On 21 July, EU leaders agreed on a budget of €1.8 trillion to support the priorities of the Union for the climate and digital transitions and to respond to the economic fall-out of the Covid-19 crisis. The package comprises 1.074 billion euros for the so-called Multiannual Financial Framework (MFF – the budget for the EU for the next seven years) and an ad hoc EU Recovery Instrument (called Next Generation EU) worth 750 billion euros (360 billion in loans and 390 billion in grants).

A good summary of the details of the budget agreement can be found in Politico’s ‘guide to the EU budget deal’. The Financial Times has conducted an excellent analysis of the Next Generation recovery tool.

The political deal in the Council received mixed reactions. Some EU leaders hailed it as ‘historical’, calling it even the EU’s ‘Hamilton moment’, referring to the 1790 compromise when the U.S. federal government took over the debts of the various U.S. states after the War of Independence.

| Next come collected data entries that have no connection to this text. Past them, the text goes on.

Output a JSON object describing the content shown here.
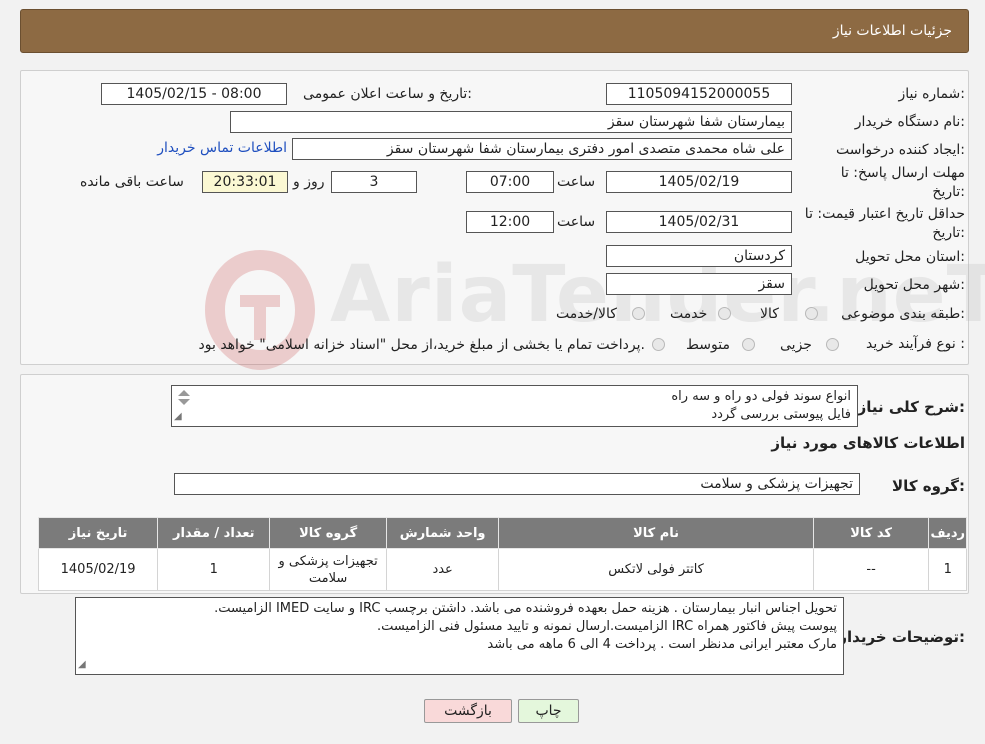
{
  "header": {
    "title": "جزئیات اطلاعات نیاز"
  },
  "form": {
    "need_number_label": "شماره نیاز:",
    "need_number": "1105094152000055",
    "announce_label": "تاریخ و ساعت اعلان عمومی:",
    "announce_value": "1405/02/15 - 08:00",
    "buyer_org_label": "نام دستگاه خریدار:",
    "buyer_org": "بیمارستان شفا شهرستان سقز",
    "requester_label": "ایجاد کننده درخواست:",
    "requester": "علی شاه محمدی متصدی امور دفتری بیمارستان شفا شهرستان سقز",
    "contact_link": "اطلاعات تماس خریدار",
    "deadline_label": "مهلت ارسال پاسخ: تا تاریخ:",
    "deadline_date": "1405/02/19",
    "time_label": "ساعت",
    "deadline_time": "07:00",
    "days_value": "3",
    "days_label": "روز و",
    "remaining_time": "20:33:01",
    "remaining_label": "ساعت باقی مانده",
    "validity_label": "حداقل تاریخ اعتبار قیمت: تا تاریخ:",
    "validity_date": "1405/02/31",
    "validity_time": "12:00",
    "province_label": "استان محل تحویل:",
    "province": "کردستان",
    "city_label": "شهر محل تحویل:",
    "city": "سقز",
    "category_label": "طبقه بندی موضوعی:",
    "category_options": [
      "کالا",
      "خدمت",
      "کالا/خدمت"
    ],
    "purchase_type_label": "نوع فرآیند خرید :",
    "purchase_options": [
      "جزیی",
      "متوسط"
    ],
    "purchase_note": "پرداخت تمام یا بخشی از مبلغ خرید،از محل \"اسناد خزانه اسلامی\" خواهد بود."
  },
  "watermark": {
    "text": "AriaTender.neT"
  },
  "details": {
    "summary_label": "شرح کلی نیاز:",
    "summary_line1": "انواع سوند فولی دو راه و سه راه",
    "summary_line2": "فایل پیوستی بررسی گردد",
    "goods_info_title": "اطلاعات کالاهای مورد نیاز",
    "goods_group_label": "گروه کالا:",
    "goods_group": "تجهیزات پزشکی و سلامت"
  },
  "table": {
    "headers": [
      "ردیف",
      "کد کالا",
      "نام کالا",
      "واحد شمارش",
      "گروه کالا",
      "تعداد / مقدار",
      "تاریخ نیاز"
    ],
    "rows": [
      [
        "1",
        "--",
        "کاتتر فولی لاتکس",
        "عدد",
        "تجهیزات پزشکی و سلامت",
        "1",
        "1405/02/19"
      ]
    ]
  },
  "buyer_notes": {
    "label": "توضیحات خریدار:",
    "line1": "تحویل اجناس  انبار بیمارستان . هزینه حمل بعهده فروشنده می باشد.  داشتن برچسب IRC  و سایت  IMED  الزامیست.",
    "line2": "پیوست پیش فاکتور همراه IRC  الزامیست.ارسال نمونه و تایید مسئول فنی الزامیست.",
    "line3": "مارک معتبر ایرانی مدنظر است . پرداخت 4 الی 6 ماهه می باشد"
  },
  "buttons": {
    "print": "چاپ",
    "back": "بازگشت"
  },
  "colors": {
    "header_bg": "#8d6a43",
    "table_header_bg": "#7b7b7b",
    "remaining_bg": "#fbf8d3",
    "link": "#1f4fbf"
  }
}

For a critique of this Hamilton hyperbole, read Sony Kapoor’s analysis.

The European Parliament which must formally approve the seven-year budget (not the Next Generation budget) was less impressed. It adopted a resolution calling for the involvement of the MEPs in the Next Generation budget and disapproved of several cuts made to programmes for climate protection, digital transition, health, youth, culture, research or border management. Trilateral negotiations between Parliament, Council and Commission, will have to find a balanced compromise on the budget and the EU’s own resources system.

One of the most disappointing cuts by the Council was the downgrading of the proposed 40 billion Just Transition Fund to 17,5 billion euros. The Just Transition Fund is the main tool to support regions and workers affected by the transition to a zero-carbon economy. The Council declared that countries must commit to the EU's goal to become "climate neutral" by 2050, in order to draw from this fund.

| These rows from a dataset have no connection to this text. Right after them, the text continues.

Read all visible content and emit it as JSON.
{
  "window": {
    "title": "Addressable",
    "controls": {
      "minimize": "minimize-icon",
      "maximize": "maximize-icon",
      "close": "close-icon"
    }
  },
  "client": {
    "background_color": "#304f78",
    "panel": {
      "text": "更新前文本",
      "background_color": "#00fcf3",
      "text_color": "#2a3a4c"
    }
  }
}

On the other hand, EU leaders earmarked that one-third of the long-term budget and the Next Generation EU money for climate-related investments. This comes down to 547 billion euros to be made available for the Green Transition between 2021 and 2027. But the Institute for European Environmental Policy (IEEP) pointed out in a recent study that climate monitoring in the EU budget needs to be overhauled to make sure that the investments do not go to fossil fuels.

In a first reaction to the Council compromise, the ETUC welcomed the budget deal as “good news for the 60 million people across the EU who depend on rapid investment to save their jobs or avoid long-term unemployment”. The ETUC, however, criticised the reduction of the number of grants in the Recovery Fund, the drastic cut to the Just Transition Fund and to health measures.